Hund schnappt aus Angst

  • Hallo ihr Lieben,


    Seit ungefähr einer Woche stelle ich bei meinem Hund ein Verhalten fest, dass in dieser Weise nicht zu tolerieren ist.
    Statt besser wurde es jetzt schlimmer und jetzt möchte ich euch um Tipps, gerne auch Literaturtipps bitten.


    Wir haben heute auch schon mit unsere Trainerin trainiert und ich hab ihr das geschildert, leider war ich selbst noch viel zu nervös und geschockt, um wirklich klar denken zu können.
    Deshalb erhoffe ich mir hier weitere Anregungen, bevor wir ins weitere Training gehen.
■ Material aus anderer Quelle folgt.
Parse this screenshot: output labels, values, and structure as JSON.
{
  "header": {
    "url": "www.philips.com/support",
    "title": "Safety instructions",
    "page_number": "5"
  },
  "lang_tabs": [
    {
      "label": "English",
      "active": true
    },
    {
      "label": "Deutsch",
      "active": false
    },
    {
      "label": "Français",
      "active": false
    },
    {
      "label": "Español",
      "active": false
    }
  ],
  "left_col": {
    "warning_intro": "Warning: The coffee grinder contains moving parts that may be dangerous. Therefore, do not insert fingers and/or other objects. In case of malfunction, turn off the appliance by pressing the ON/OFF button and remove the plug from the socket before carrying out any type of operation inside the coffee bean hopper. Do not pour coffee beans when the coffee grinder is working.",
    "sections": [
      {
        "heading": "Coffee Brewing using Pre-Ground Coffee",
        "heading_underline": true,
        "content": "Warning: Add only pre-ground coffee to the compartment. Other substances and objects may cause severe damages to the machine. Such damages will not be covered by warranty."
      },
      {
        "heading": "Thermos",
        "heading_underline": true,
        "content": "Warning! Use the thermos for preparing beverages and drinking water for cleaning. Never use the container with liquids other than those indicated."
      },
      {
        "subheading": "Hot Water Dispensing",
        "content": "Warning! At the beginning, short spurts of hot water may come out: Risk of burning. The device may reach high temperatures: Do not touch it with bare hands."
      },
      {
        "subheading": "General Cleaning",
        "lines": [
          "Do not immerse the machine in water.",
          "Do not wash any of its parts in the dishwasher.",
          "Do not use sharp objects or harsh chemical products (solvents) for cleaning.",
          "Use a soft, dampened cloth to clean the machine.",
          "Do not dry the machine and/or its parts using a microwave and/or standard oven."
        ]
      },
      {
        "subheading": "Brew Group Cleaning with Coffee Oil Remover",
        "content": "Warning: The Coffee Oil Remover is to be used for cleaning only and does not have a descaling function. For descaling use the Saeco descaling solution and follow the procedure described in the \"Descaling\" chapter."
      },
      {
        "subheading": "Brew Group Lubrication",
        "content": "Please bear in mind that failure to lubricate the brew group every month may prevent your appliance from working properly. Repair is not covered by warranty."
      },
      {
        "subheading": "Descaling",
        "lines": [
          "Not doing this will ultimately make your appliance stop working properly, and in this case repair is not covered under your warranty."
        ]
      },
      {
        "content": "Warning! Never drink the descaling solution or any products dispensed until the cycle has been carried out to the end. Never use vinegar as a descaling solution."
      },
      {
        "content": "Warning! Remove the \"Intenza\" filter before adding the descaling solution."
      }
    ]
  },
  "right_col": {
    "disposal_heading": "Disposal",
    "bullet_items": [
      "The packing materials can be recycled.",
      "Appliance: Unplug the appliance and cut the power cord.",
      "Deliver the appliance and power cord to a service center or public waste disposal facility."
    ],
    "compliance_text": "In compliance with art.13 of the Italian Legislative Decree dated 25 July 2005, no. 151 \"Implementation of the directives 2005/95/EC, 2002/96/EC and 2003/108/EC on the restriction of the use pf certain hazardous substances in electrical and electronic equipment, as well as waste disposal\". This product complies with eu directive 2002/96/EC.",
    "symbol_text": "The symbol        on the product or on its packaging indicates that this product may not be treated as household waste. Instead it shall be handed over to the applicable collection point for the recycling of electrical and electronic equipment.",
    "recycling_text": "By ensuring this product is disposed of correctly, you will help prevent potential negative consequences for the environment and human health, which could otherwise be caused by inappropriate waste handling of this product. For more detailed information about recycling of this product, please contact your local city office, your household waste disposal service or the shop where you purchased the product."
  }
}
Möchte mich auf vielen Wegen informieren und dann mal schauen, wie und was zu uns passt.


    Erst mal von vorne...


    Eliot hab ich vor 12 Wochen aus dem Tierheim geholt, er ist ein 2-jähriger Border Collie, der in einer Familie mit drei Kindern an der Kette gehalten wurde.
    Mittlerweile wissen wir auf Grund von Verletzungen auch, dass er körperlich misshandelt wurde.
    Seine Pfote ist mehrfach gebrochen und dies kann nur durch Tritte passiert sein, laut Tierarzt und Physiotherapeutin. Außerdem scheut er vor bestimmten Sachen zurück und Falschen in seiner Nähe von fremden Menschen getragen lösen pure Panik in ihm aus.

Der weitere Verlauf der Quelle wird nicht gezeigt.